Disclaimer that I know shit all about cars, this forum looks very helpful and everyone seems willing to share knowledge. I'm hoping to up my own knowledge before my purchase. Nice to meet you all!

I have been driving my mum's old (2007) renault scenic for a long time trying to save money for a house (I'm 26) and I think I now deserve a nice lil car for myself and something about the TT/TTS/TTRS has drawn me in. I'm looking to buy one around november/decemeber time after my mortgage goes through (fingers crossed)!

Boyfriend has been suggesting I get an audi a5 for the same price (which would be a newer car) and has been trying to sell the self parking feature among other things, as well as bmw 2/3/4 series - but the TT has drawn me in and I really want one.

I'm looking to spend about 15k but can go to 17k, some advice on which model variant to go for would be very helpful and what to look out for when purchasing mk2 (potentially mk1 if an RS due to price range). Bearing in mind I don't know much about cars I need to consider the maintenance aspect (as I may not be able to handle proper care for an older car).
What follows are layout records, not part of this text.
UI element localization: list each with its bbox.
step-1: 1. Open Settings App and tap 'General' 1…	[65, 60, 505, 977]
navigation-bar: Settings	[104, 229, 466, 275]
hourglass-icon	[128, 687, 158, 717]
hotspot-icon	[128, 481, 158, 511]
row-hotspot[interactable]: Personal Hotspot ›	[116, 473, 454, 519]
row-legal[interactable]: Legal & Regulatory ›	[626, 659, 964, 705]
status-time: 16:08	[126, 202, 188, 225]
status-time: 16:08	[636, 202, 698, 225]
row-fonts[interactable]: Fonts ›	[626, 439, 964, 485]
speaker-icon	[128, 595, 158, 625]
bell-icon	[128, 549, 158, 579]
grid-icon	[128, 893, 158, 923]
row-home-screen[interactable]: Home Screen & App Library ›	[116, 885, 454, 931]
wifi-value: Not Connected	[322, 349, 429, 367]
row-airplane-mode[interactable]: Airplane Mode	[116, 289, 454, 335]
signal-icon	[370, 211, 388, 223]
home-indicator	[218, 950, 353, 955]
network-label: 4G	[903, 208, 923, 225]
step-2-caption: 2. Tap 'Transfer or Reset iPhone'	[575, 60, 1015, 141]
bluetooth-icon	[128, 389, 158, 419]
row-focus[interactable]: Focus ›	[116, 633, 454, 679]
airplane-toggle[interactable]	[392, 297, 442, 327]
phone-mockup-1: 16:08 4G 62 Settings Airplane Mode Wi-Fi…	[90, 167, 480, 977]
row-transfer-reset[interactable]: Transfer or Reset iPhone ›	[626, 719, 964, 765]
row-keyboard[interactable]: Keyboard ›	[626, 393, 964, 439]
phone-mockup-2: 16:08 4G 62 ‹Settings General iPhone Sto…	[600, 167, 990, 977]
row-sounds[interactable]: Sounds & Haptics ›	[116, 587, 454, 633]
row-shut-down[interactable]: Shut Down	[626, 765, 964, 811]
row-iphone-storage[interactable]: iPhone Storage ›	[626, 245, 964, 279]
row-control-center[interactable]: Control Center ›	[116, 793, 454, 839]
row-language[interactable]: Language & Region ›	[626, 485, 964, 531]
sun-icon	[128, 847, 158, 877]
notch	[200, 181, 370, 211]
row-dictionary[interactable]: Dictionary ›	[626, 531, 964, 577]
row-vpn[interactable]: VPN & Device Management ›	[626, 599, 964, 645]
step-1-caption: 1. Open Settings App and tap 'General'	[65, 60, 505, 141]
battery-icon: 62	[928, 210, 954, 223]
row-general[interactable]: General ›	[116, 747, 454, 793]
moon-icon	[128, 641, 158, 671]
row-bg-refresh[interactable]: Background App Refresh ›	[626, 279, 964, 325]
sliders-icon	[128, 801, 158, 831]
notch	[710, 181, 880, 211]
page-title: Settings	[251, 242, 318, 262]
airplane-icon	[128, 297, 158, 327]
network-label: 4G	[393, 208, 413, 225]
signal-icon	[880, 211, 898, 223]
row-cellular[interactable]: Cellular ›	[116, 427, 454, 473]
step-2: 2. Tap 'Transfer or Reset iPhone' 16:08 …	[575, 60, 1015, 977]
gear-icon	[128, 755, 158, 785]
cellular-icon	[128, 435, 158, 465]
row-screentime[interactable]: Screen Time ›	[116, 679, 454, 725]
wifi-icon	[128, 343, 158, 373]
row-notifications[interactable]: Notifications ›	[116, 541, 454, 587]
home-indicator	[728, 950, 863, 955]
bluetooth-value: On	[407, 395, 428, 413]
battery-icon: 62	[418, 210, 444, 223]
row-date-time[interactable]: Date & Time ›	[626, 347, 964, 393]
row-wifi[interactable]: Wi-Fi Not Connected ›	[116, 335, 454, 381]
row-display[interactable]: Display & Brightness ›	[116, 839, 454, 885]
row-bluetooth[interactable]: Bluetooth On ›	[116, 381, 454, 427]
If the car I get doesn't come with the following I will look to change these:
- I love the honeycomb mesh grill on the RS so regardless of which car I get I will get this fitted
- Rear parking cameras
- Apple carplay (not in the cockpit but in the centre console where the radio usually is so that passenger has access)
- wrap callipers (colour TBD depending on colour of the body)


----------



## YELLOW_TT (Feb 25, 2004)

Welcome what sort of money are you looking to spend ?


----------



## tribalmonkey14 (Aug 16, 2021)

Do you mean additionally? I think about 2k without the calipers


----------